Nei campionati pulcini si sta sperimentanto pare con buoni risultati l’autoarbitraggio, cioè le partite si giocano senza arbitro e i ragazzini fanno tutto da sé.

 

Un’altra iniziativa è di far sedere in panchina, a turno, un genitore. In questo modo le madri sentono cosa gridano le altre mamme che stanno tra il pubblico (le mamme sono terribili) e imparano a vedere la partita sotto un profilo completamente diverso.

 

Per i fantasisti era più facile giocare al tempo delle marcature ad uomo oppure oggi con la zona? A questa domanda ha risposto semplicemente che oggi non ci sono più fantasisti.

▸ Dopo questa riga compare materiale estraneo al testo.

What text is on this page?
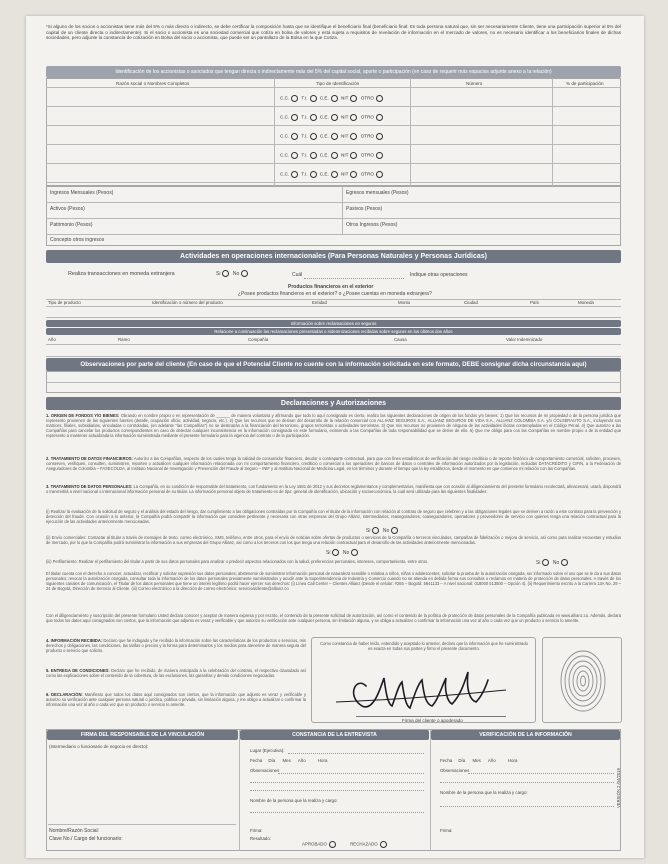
*Si alguno de los socios o accionistas tiene más del 5% o más directo o indirecto, se debe certificar la composición hasta que se identifique el beneficiario final (beneficiario final: Es toda persona natural que, sin ser necesariamente Cliente, tiene una participación superior al 5% del capital de un cliente directa o indirectamente). Si el socio o accionista es una sociedad comercial que cotiza en bolsa de valores y está sujeta a requisitos de revelación de información en el mercado de valores, no es necesario identificar a los beneficiarios finales de dichas sociedades, pero adjunte la constancia de cotización en Bolsa del socio o accionista, que puede ser un pantallazo de la Bolsa en la que Cotiza.
Identificación de los accionistas o asociados que tengan directa o indirectamente más del 5% del capital social, aporte o participación (en caso de requerir más espacios adjunte anexo a la relación)
Razón social o Nombres Completos	Tipo de Identificación	Número	% de participación
Ingresos Mensuales (Pesos)	Egresos mensuales (Pesos)
Activos (Pesos)	Pasivos (Pesos)
Patrimonio (Pesos)	Otros Ingresos (Pesos)
Concepto otros ingresos
Actividades en operaciones internacionales (Para Personas Naturales y Personas Jurídicas)
Realiza transacciones en moneda extranjera	Si No	Cuál	Indique otras operaciones
Productos financieros en el exterior
¿Posee productos financieros en el exterior? o ¿Posee cuentas en moneda extranjera?
Información sobre reclamaciones en seguros
Relacione a continuación las reclamaciones presentadas o indemnizaciones recibidas sobre seguros en los últimos dos años
Observaciones por parte del cliente (En caso de que el Potencial Cliente no cuente con la información solicitada en este formato, DEBE consignar dicha circunstancia aquí)
Declaraciones y Autorizaciones
1. ORIGEN DE FONDOS Y/O BIENES: Obrando en nombre propio o en representación de ______ de manera voluntaria y afirmando que todo lo aquí consignado es cierto, realizo las siguientes declaraciones de origen de los fondos y/o bienes: 1) Que los recursos de mi propiedad o de la persona jurídica que represento provienen de las siguientes fuentes (detalle, ocupación oficio, actividad, negocio, etc.). 2) Que los recursos que se derivan del desarrollo de la relación comercial con ALLIANZ SEGUROS S.A., ALLIANZ SEGUROS DE VIDA S.A., ALLIANZ COLOMBIA S.A. y/o COLSERAUTO S.A., incluyendo sus matrices, filiales, subsidiarias, vinculadas o controladas, (en adelante "las Compañías") no se destinarán a la financiación del terrorismo, grupos terroristas o actividades terroristas. 3) Que mis recursos no provienen de ninguna de las actividades ilícitas contempladas en el Código Penal. 4) Que autorizo a las Compañías para cancelar los productos correspondientes en caso de detectar cualquier inconsistencia en la información consignada en este formulario, eximiendo a las Compañías de toda responsabilidad que se derive de ello. 5) Que me obligo para con las Compañías en nombre propio o de la entidad que represento a mantener actualizada la información suministrada mediante el presente formulario para la vigencia del contrato o de la participación.
2. TRATAMIENTO DE DATOS FINANCIEROS: Autorizo a las Compañías, respecto de los cuales tenga la calidad de consumidor financiero, deudor o contraparte contractual, para que con fines estadísticos de verificación del riesgo crediticio o de reporte histórico de comportamiento comercial, soliciten, procesen, conserven, verifiquen, consulten, suministren, reporten o actualicen cualquier información relacionada con mi comportamiento financiero, crediticio o comercial a los operadores de bancos de datos o centrales de información autorizados por la legislación, incluidas DATACRÉDITO y CIFIN, a la Federación de Aseguradores de Colombia – FASECOLDA, al Instituto Nacional de Investigación y Prevención del Fraude al Seguro – INIF y al Instituto Nacional de Medicina Legal, en los términos y durante el tiempo que la ley establezca, desde el momento en que comience mi relación con las Compañías.
3. TRATAMIENTO DE DATOS PERSONALES: La Compañía, en su condición de responsable del tratamiento, con fundamento en la Ley 1581 de 2012 y sus decretos reglamentarios y complementarios, manifiesta que con ocasión al diligenciamiento del presente formulario recolectará, almacenará, usará, dispondrá o transmitirá a nivel nacional o internacional información personal de su titular. La información personal objeto de tratamiento es de tipo: general de identificación, ubicación y socioeconómica, la cual será utilizada para las siguientes finalidades:
(i) Realizar la evaluación de la solicitud de seguro y el análisis del estado del riesgo, dar cumplimiento a las obligaciones contraídas por la Compañía con el titular de la información con relación al contrato de seguro que celebren y a las obligaciones legales que se deriven a razón a este contrato para la prevención y detección del fraude. Con ocasión a lo anterior, la Compañía podrá compartir la información que considere pertinente y necesaria con otras empresas del Grupo Allianz, intermediarios, reaseguradores, coaseguradores, operadores y proveedores de servicio con quienes tenga una relación contractual para la ejecución de las actividades anteriormente mencionadas.
Si No
(ii) Envío comerciales: Contactar al titular a través de mensajes de texto, correo electrónico, SMS, teléfono, entre otros, para el envío de noticias sobre ofertas de productos o servicios de la Compañía o terceros vinculados, campañas de fidelización o mejora de servicio, así como para realizar encuestas y estudios de mercado, por lo que la Compañía podrá suministrar la información a sus empresas del Grupo Allianz, así como a los terceros con los que tenga una relación contractual para el desarrollo de las actividades anteriormente mencionadas.
Si No
(iii) Perfilamiento: Realizar el perfilamiento del titular a partir de sus datos personales para analizar o predecir aspectos relacionados con la salud, preferencias personales, intereses, comportamiento, entre otros.	Si No
El titular cuenta con el derecho a conocer, actualizar, rectificar y solicitar supresión sus datos personales; abstenerse de suministrar información personal de naturaleza sensible o relativa a niños, niñas o adolescentes; solicitar la prueba de la autorización otorgada, ser informado sobre el uso que se le da a sus datos personales; revocar la autorización otorgada, consultar toda la información de los datos personales previamente suministrados y acudir ante la Superintendencia de Industria y Comercio cuando no se atienda en debida forma sus consultas o reclamos en materia de protección de datos personales. A través de los siguientes canales de comunicación, el Titular de los datos personales que tiene un interés legítimo podrá hacer ejercer sus derechos: (i) Línea Call Center – Clientes Allianz (Desde el celular: #265 – Bogotá: 5941133 – A nivel nacional: 018000 513500 – Opción 4). (ii) Requerimiento escrito a la Carrera 13A No. 29 – 24 de Bogotá, Dirección de Servicio al Cliente. (iii) Correo electrónico a la dirección de correo electrónico: servicioalcliente@allianz.co
Con el diligenciamiento y suscripción del presente formulario Usted declara conocer y aceptar de manera expresa y por escrito, el contenido de la presente solicitud de autorización, así como el contenido de la política de protección de datos personales de la Compañía publicada en www.allianz.co. Además, declara que todos los datos aquí consignados son ciertos, que la información que adjunto es veraz y verificable y que autorizo su verificación ante cualquier persona, sin limitación alguna, y se obliga a actualizar o confirmar la información una vez al año o cada vez que un producto o servicio lo amerite.
4. INFORMACIÓN RECIBIDA: Declaro que he indagado y he recibido la información sobre las características de los productos o servicios, mis derechos y obligaciones, las condiciones, las tarifas o precios y la forma para determinarlos y los medios para atenerme de manera segura del producto o servicio que solicito.
5. ENTREGA DE CONDICIONES: Declaro que he recibido, de manera anticipada a la celebración del contrato, el respectivo clausulado así como las explicaciones sobre el contenido de la cobertura, de las exclusiones, las garantías y demás condiciones negociadas.
6. DECLARACIÓN: Manifiesto que todos los datos aquí consignados son ciertos, que la información que adjunto es veraz y verificable y autorizo su verificación ante cualquier persona natural o jurídica, pública o privada, sin limitación alguna, y me obligo a actualizar o confirmar la información una vez al año o cada vez que un producto o servicio lo amerite.
Como constancia de haber leído, entendido y aceptado lo anterior, declaro que la información que he suministrado es exacta en todas sus partes y firmo el presente documento.
Firma del cliente o apoderado
FIRMA DEL RESPONSABLE DE LA VINCULACIÓN	CONSTANCIA DE LA ENTREVISTA	VERIFICACIÓN DE LA INFORMACIÓN
(Intermediario o funcionario de negocio en directo):
Nombre/Razón Social:
Clave No./ Cargo del funcionario:
Lugar (Ejecutiva):
Fecha Día Mes Año	Hora
Observaciones
Nombre de la persona que la realiza y cargo:
Firma:
Resultado:
APROBADO	RECHAZADO
Fecha Día Mes Año	Hora
Observaciones
Nombre de la persona que la realiza y cargo:
Firma:
VERSIÓN 2 /04/2019
C.C.	T.I.	C.E.	NIT	OTRO
C.C.	T.I.	C.E.	NIT	OTRO
C.C.	T.I.	C.E.	NIT	OTRO
C.C.	T.I.	C.E.	NIT	OTRO
C.C.	T.I.	C.E.	NIT	OTRO
Tipo de producto	Identificación o número del producto	Entidad	Monto	Ciudad	País	Moneda
Año	Ramo	Compañía	Causa	Valor Indemnizado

Dipende dagli allenatori delle giovanili, i quali ricercando più il risultato immediato che la formazione dei ragazzi spesso preferiscono mettere in campo quelli più grossi e atletici piuttosto che quelli più fini tecnici e inventivi.

 

Le giocate fantasiose sono importanti anche per attirare l’interesse del pubblico.

 

Da ragazzo come tutti giocava nella strada. Poi nell’Alessandria non ancora sedicenne fu messo centrattacco perché se la cavava ma poi presto passò mezzala e giocò poi sempre nel ruolo di regista. Il primo anno nell’Alessandria fece una sola partita; il secondo anno una quindicina e 6 gol.

(Chi scrive queste note lo vide giocare con il 10 in grigio dell'Alessandria contro la Sampdoria: non sono stati molti a giocare in serie A a 16 anni!).

 

Con Berlusconi non c’era concordanza.

 

La conferenza è stata intervallata dalla proiezione di un filmato di azioni di gioco di Rivera.

 

In conclusione, da questa conferenza ci resta viva la sensazione della antica bellezza di questo sport, in cui anche campioni di campo avversario vengono accolti, oltre che con ammirazione, anche con sentito affetto.